A role for New Mobility Services outside the inner city?


  • Anders Larsson University of Gothenburg
  • Carey Curtis University of Gothenburg


Public Transport, Semi-dense areas, New Mobility Services




The current shift in policy and planning towards sustainable cities and mobility has gained significant attention in academia. Much of this research is, however, dominated by actions centred only on densely populated settlements leaving a knowledge gap as regards the other settlement types, including suburban areas of large cities, small towns and rural areas (van Wee, 2016). Any transition to transport-efficiency needs to take into account the conditions in different spatial contexts (Larsson et al 2022). In practice, however, these strategies have mainly been implemented in the dense city (Pettersson et al, 2021). New mobility services have been mainly installed in dense urban areas (inner city, inner suburb) in places that are already rich in transport mode choice and activity opportunity. This ignores the large areas of outer suburbia, small country towns and villages. In Sweden, these are places where many people live but where there is less transport choice and also fewer opportunities for work, shopping and other activities. As a result, they have poorer accessibility with public or active modes which thus results in car dependent lifestyles (Larsson et al, 2022).

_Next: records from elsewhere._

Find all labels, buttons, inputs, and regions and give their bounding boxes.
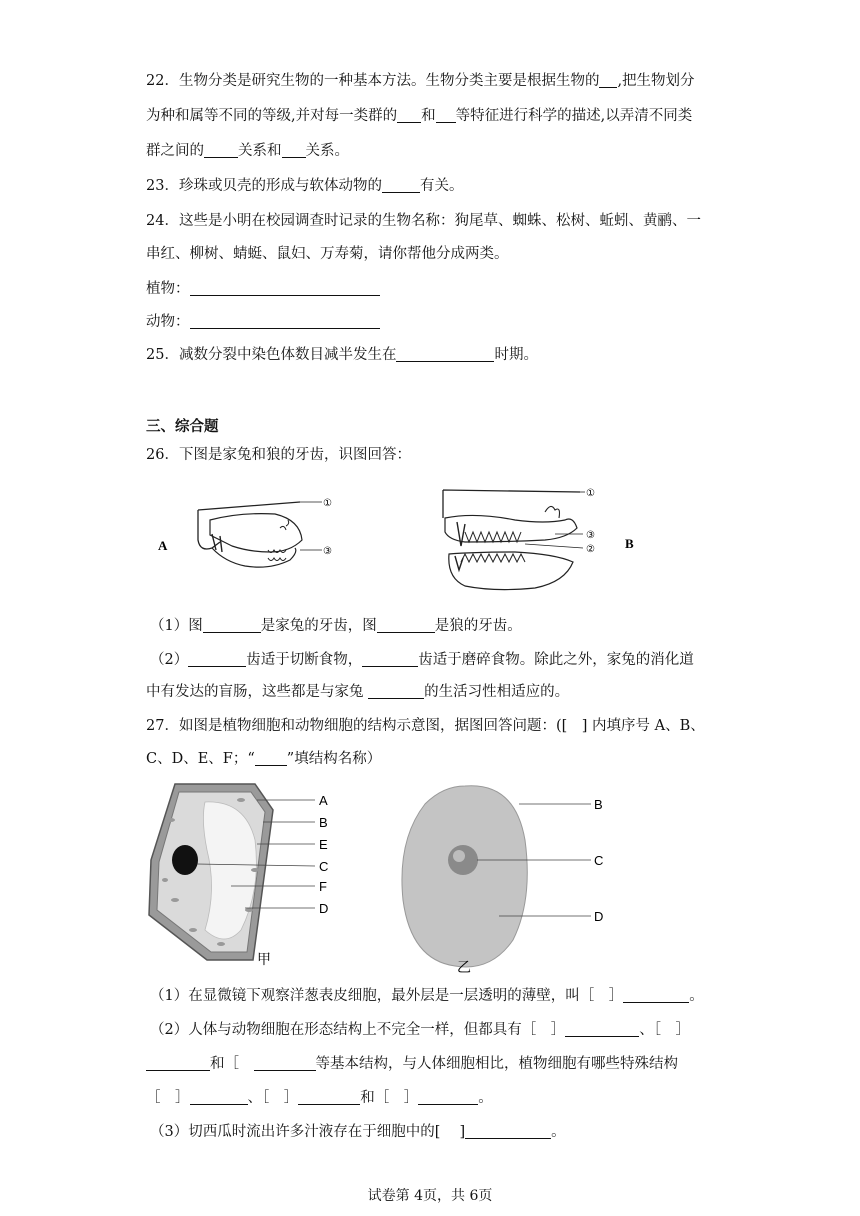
label-D: D	[594, 909, 604, 924]
q23-line	[146, 176, 463, 196]
q24-animal-line	[146, 312, 380, 332]
label-C: C	[319, 859, 329, 874]
q26-part2	[150, 650, 694, 670]
plant-cell-figure	[145, 780, 355, 970]
q26-stem: 26．下图是家兔和狼的牙齿，识图回答：	[146, 447, 411, 463]
q27-line2	[146, 749, 381, 769]
q26-part2-cont	[146, 682, 569, 702]
q26-text: 是家兔的牙齿，图	[260, 618, 377, 634]
q27-text: 、［ ］	[247, 1090, 299, 1106]
q25-line	[146, 345, 538, 365]
q27-part2	[150, 1020, 690, 1040]
q27-text: 。	[551, 1124, 566, 1140]
marker-1: ①	[323, 498, 332, 509]
q27-text: 。	[689, 988, 704, 1004]
q26-text: 是狼的牙齿。	[434, 618, 522, 634]
q26-text: 的生活习性相适应的。	[424, 684, 570, 700]
q23-text: 23．珍珠或贝壳的形成与软体动物的	[146, 178, 382, 194]
animal-cell-figure	[395, 780, 615, 974]
q26-text: （2）	[150, 652, 189, 668]
answer-blank[interactable]	[465, 1124, 551, 1139]
label-B: B	[594, 797, 603, 812]
answer-blank[interactable]	[565, 1022, 639, 1037]
answer-blank[interactable]	[362, 652, 418, 667]
answer-blank[interactable]	[188, 652, 246, 667]
answer-blank[interactable]	[204, 143, 238, 158]
q27-text: （3）切西瓜时流出许多汁液存在于细胞中的[ ]	[150, 1124, 466, 1140]
q27-text: 。	[478, 1090, 493, 1106]
q27-line1: 27．如图是植物细胞和动物细胞的结构示意图，据图回答问题：([ ] 内填序号 A、B、	[146, 718, 705, 734]
answer-blank[interactable]	[382, 178, 420, 193]
q27-text: （1）在显微镜下观察洋葱表皮细胞，最外层是一层透明的薄壁，叫［ ］	[150, 988, 624, 1004]
q27-part1	[150, 986, 704, 1006]
answer-blank[interactable]	[623, 988, 689, 1003]
q27-part3	[150, 1122, 566, 1142]
answer-blank[interactable]	[377, 618, 435, 633]
q27-part2-cont2	[146, 1088, 493, 1108]
answer-blank[interactable]	[418, 1090, 478, 1105]
answer-blank[interactable]	[203, 618, 261, 633]
q27-text: （2）人体与动物细胞在形态结构上不完全一样，但都具有［ ］	[150, 1022, 566, 1038]
q27-text: 等基本结构，与人体细胞相比，植物细胞有哪些特殊结构	[315, 1056, 678, 1072]
q22-text: 22．生物分类是研究生物的一种基本方法。生物分类主要是根据生物的	[146, 73, 600, 89]
q26-text: （1）图	[150, 618, 203, 634]
q24-plant-line	[146, 279, 380, 299]
answer-blank[interactable]	[599, 73, 617, 88]
q25-text: 25．减数分裂中染色体数目减半发生在	[146, 347, 397, 363]
q27-text: ［ ］	[146, 1090, 190, 1106]
section-heading: 三、综合题	[146, 418, 219, 435]
page-footer: 试卷第 4页，共 6页	[367, 1188, 493, 1204]
q26-text: 齿适于切断食物，	[246, 652, 363, 668]
q22-text: 等特征进行科学的描述,以弄清不同类	[455, 108, 693, 124]
marker-3: ③	[323, 546, 332, 557]
q22-line1	[146, 71, 695, 91]
q24-line2: 串红、柳树、蜻蜓、鼠妇、万寿菊，请你帮他分成两类。	[146, 246, 509, 262]
rabbit-teeth-figure	[150, 490, 350, 580]
animal-answer-blank[interactable]	[190, 314, 380, 329]
q22-text: 关系。	[305, 143, 349, 159]
q26-part1	[150, 616, 522, 636]
wolf-teeth-figure	[435, 482, 655, 597]
label-D: D	[319, 901, 329, 916]
animal-label: 动物：	[146, 314, 190, 330]
q24-line1: 24．这些是小明在校园调查时记录的生物名称：狗尾草、蜘蛛、松树、蚯蚓、黄鹂、一	[146, 213, 701, 229]
marker-1: ①	[586, 488, 595, 499]
answer-blank[interactable]	[298, 1090, 360, 1105]
q27-text: ”填结构名称）	[286, 751, 382, 767]
q26-text: 中有发达的盲肠，这些都是与家兔	[146, 684, 369, 700]
q25-text: 时期。	[494, 347, 538, 363]
answer-blank[interactable]	[368, 684, 424, 699]
answer-blank[interactable]	[436, 108, 456, 123]
q26-text: 齿适于磨碎食物。除此之外，家兔的消化道	[418, 652, 694, 668]
answer-blank[interactable]	[146, 1056, 210, 1071]
answer-blank[interactable]	[254, 1056, 316, 1071]
label-E: E	[319, 837, 328, 852]
q27-part2-cont	[146, 1054, 678, 1074]
marker-2: ②	[586, 544, 595, 555]
label-C: C	[594, 853, 604, 868]
marker-3: ③	[586, 530, 595, 541]
q27-text: C、D、E、F；“	[146, 751, 255, 767]
answer-blank	[255, 751, 287, 766]
q22-text: 和	[421, 108, 436, 124]
label-F: F	[319, 879, 327, 894]
q22-text: 群之间的	[146, 143, 204, 159]
answer-blank[interactable]	[282, 143, 306, 158]
q22-line3	[146, 141, 349, 161]
label-B: B	[319, 815, 328, 830]
figure-label-b: B	[625, 536, 634, 551]
figure-label-a: A	[158, 538, 168, 553]
q27-text: 和［	[210, 1056, 254, 1072]
q22-text: 为种和属等不同的等级,并对每一类群的	[146, 108, 398, 124]
answer-blank[interactable]	[396, 347, 494, 362]
q23-text: 有关。	[419, 178, 464, 194]
q27-text: 、［ ］	[639, 1022, 690, 1038]
answer-blank[interactable]	[190, 1090, 248, 1105]
q22-text: ,把生物划分	[617, 73, 695, 89]
q22-text: 关系和	[238, 143, 282, 159]
q22-line2	[146, 106, 692, 126]
answer-blank[interactable]	[397, 108, 421, 123]
figure-name-yi: 乙	[457, 960, 471, 974]
label-A: A	[319, 793, 328, 808]
figure-name-jia: 甲	[257, 952, 271, 968]
q27-text: 和［ ］	[360, 1090, 419, 1106]
plant-answer-blank[interactable]	[190, 281, 380, 296]
plant-label: 植物：	[146, 281, 190, 297]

This research seeks to understand the role that new mobility services have in areas between the dense urban core and the rural hinterland and their potential by different population groups. Employing a case study approach based in the Greater Gothenburg region, we select places to represent a spectrum of socio-demographic and accessibility contexts. From places with good public transport for work commuting and new sustainable housing initiatives to less accessible areas with older housing and lower incomes. All areas have a very limited supply of new mobility services (ie. bike share, e-scooter share, car share, flex bus, ride-hail etc) making them useful for understanding the needs and potentials for new innovative solutions and business models. We draw on surveys of residents to establish their current travel behaviour, use of new mobility services and their views on the potential of these. In addition, we draw in a series of in-depth interviews with public and private sector suppliers of new mobility services in order to understand their views on the barriers and opportunities for installation of these services outside their usual places.

Our preliminary results show that few residents use New Mobility Services, the potential for their use varies by geography and demography. Further the relationship between public and private sector impedes the integration of New Mobility Services as part of fully functional public transport system.


Larsson, A., Ellder, E., Vafeiadis, E., Curtis, C., Steiner, A. 2022. Exploring the potential for sustainable accessibility across settlement types. A Swedish case. Transportation Research Part D: Transport and Environment, 107.

Pettersson, F., Stjernborg, V., Curtis, C. (2021) Critical challenges in implementing sustainable transport policy in Stockholm and Gothenburg. Cities 113

van Wee, B. (2016). Accessible accessibility research challenges. Journal of Transport Geography 51, 9-16.